Cartas al director

Arístides Fonseca Moretón, ese entrañable dermátologo

Desde la mar atlántica, allá donde esa maravilla de sistema dunar se produce en uno de los entornos más singulares de Galicia, me llega y me causa cierta desazón la noticia del, como ahora se dice, pasamento, de Arístides en su amado Corrubedo, ese refugio de verano que comparte con su hermano y playero vecino Emilio, al que un día quise ver despegando con su ultraligero desde las aplanadas dunas del Vilar, paralelas a la misma playa, en compañía de su hermano. 

Arístides, ese entrañable y por demás expertísimo especialista de la piel que huía del sol como de la peste aunque lo recibiera a raudales, creo, más en los tejados de su vacacional casa de las abiertas playas del Atlántico entre las rías de Muros y Arousa, que en su propio cuerpo, porque sobrado honor hacía a lo que predicaba. Allá por donde las famosas dunas de Corrubedo se compró una funcional casa, al lado de la de su hermano Emilio. 

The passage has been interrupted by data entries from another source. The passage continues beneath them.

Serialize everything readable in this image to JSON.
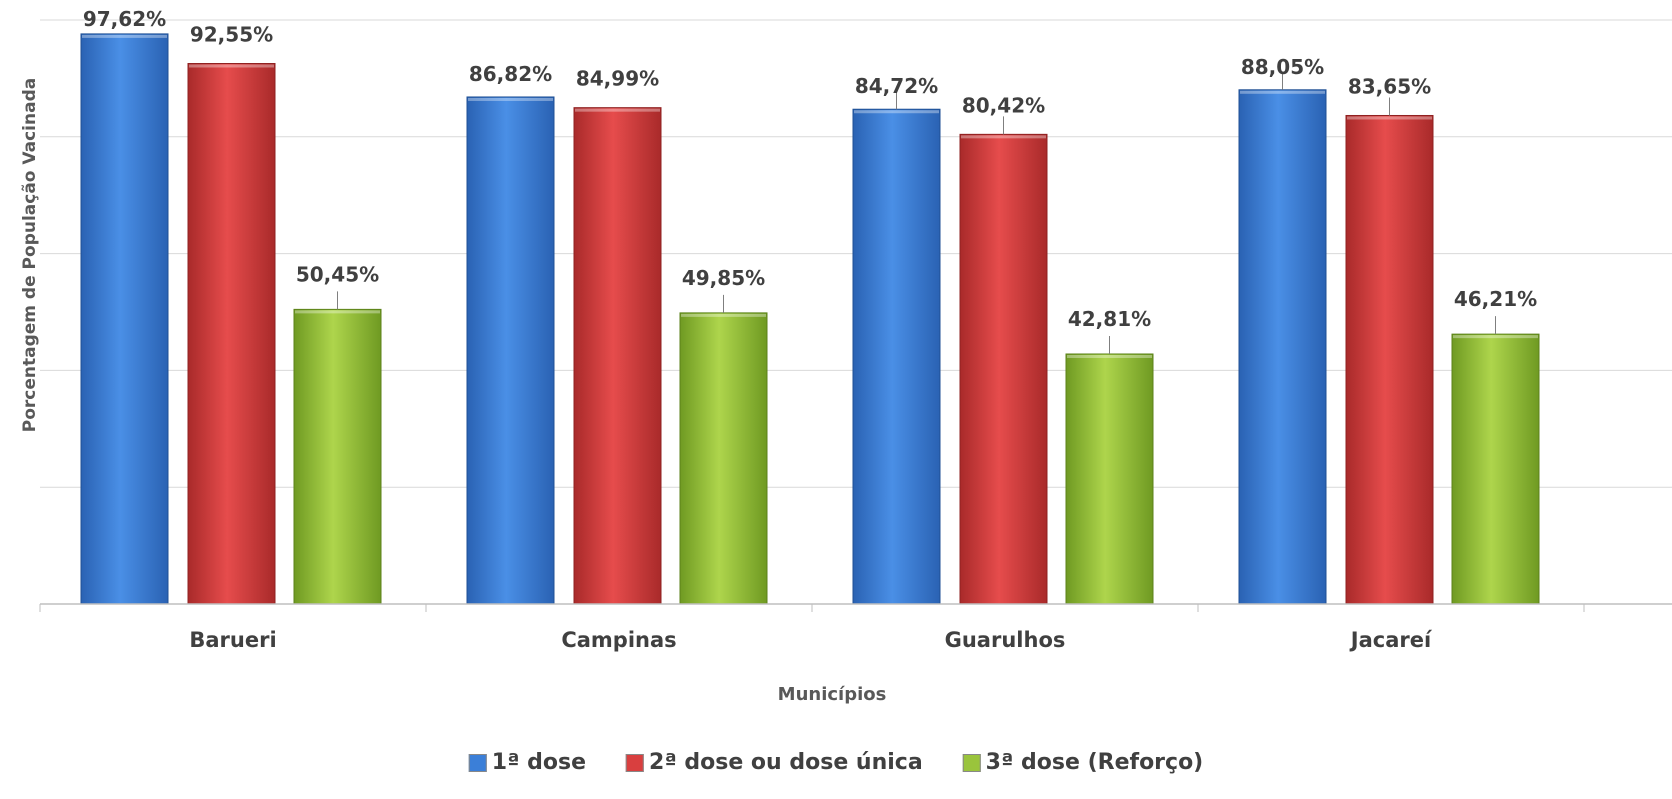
{
  "chart_data": {
    "type": "bar",
    "xlabel": "Municípios",
    "ylabel": "Porcentagem de População Vacinada",
    "ylim": [
      0,
      100
    ],
    "grid": true,
    "legend_position": "bottom",
    "categories": [
      "Barueri",
      "Campinas",
      "Guarulhos",
      "Jacareí"
    ],
    "series": [
      {
        "name": "1ª dose",
        "color": "#3b7fd8",
        "values": [
          97.62,
          86.82,
          84.72,
          88.05
        ],
        "labels": [
          "97,62%",
          "86,82%",
          "84,72%",
          "88,05%"
        ]
      },
      {
        "name": "2ª dose ou dose única",
        "color": "#d93f3f",
        "values": [
          92.55,
          84.99,
          80.42,
          83.65
        ],
        "labels": [
          "92,55%",
          "84,99%",
          "80,42%",
          "83,65%"
        ]
      },
      {
        "name": "3ª dose (Reforço)",
        "color": "#9ac43c",
        "values": [
          50.45,
          49.85,
          42.81,
          46.21
        ],
        "labels": [
          "50,45%",
          "49,85%",
          "42,81%",
          "46,21%"
        ]
      }
    ]
  }
}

Yendo la última vez a su consulta privada del Parque, porque uno debe también huir de los machacantes rayos solares, casi me confina a no salir ni aun a sol nublado, y si saliese, a visera puesta, o que digo, a sombrero de ancha ala, y el mejor, el de paja, y con cremas de solar protección. Que los que no lo hacen, decía, mostrarán esos lunares, algunos en la calva a modo de cagarrutas que llaman efélides o precánceres de piel, que derivan en otros muchos. Arístides, que era como un avanzado de la prevención, me recordaba que había unos cuantos que presumían de lunares en el cuero cabelludo porque observaba la paradoja de que, a menos cabello, menos protección contra el sol y sus rayos. 

Un avanzado de la prevención que solía traer a colación la cantidad de cánceres que se daban por Australia donde un impenitente sol no da tregua a sus habitantes, aunque se protejan con esos sombreros de anchísima ala. Arístides, un dermatólogo que hizo carrera en la compostelana Universidad, ejerció por un tiempo la docencia en ella, que compaginaba con su trabajo de especialista en el Hospital Clínico de Santiago, y que por familiares avatares hubo de radicarse en esta ciudad y que de más provecho para ella el tener a un versado en esta materia. De Arístides, heredero de la paterna clínica, nunca podría decirse que no se perdiese alguna vez pescando por esos ríos, en especial el Ulla donde anduvo casi por no menos de una hora luchando para sacar un salmón, que por el tamaño como premio para quien la pesca no se daba demasiado bien; no obstante, perdería salmón y caña; más suerte con su lancha en las marinas aguas donde siempre traía algún pescado que cocinar.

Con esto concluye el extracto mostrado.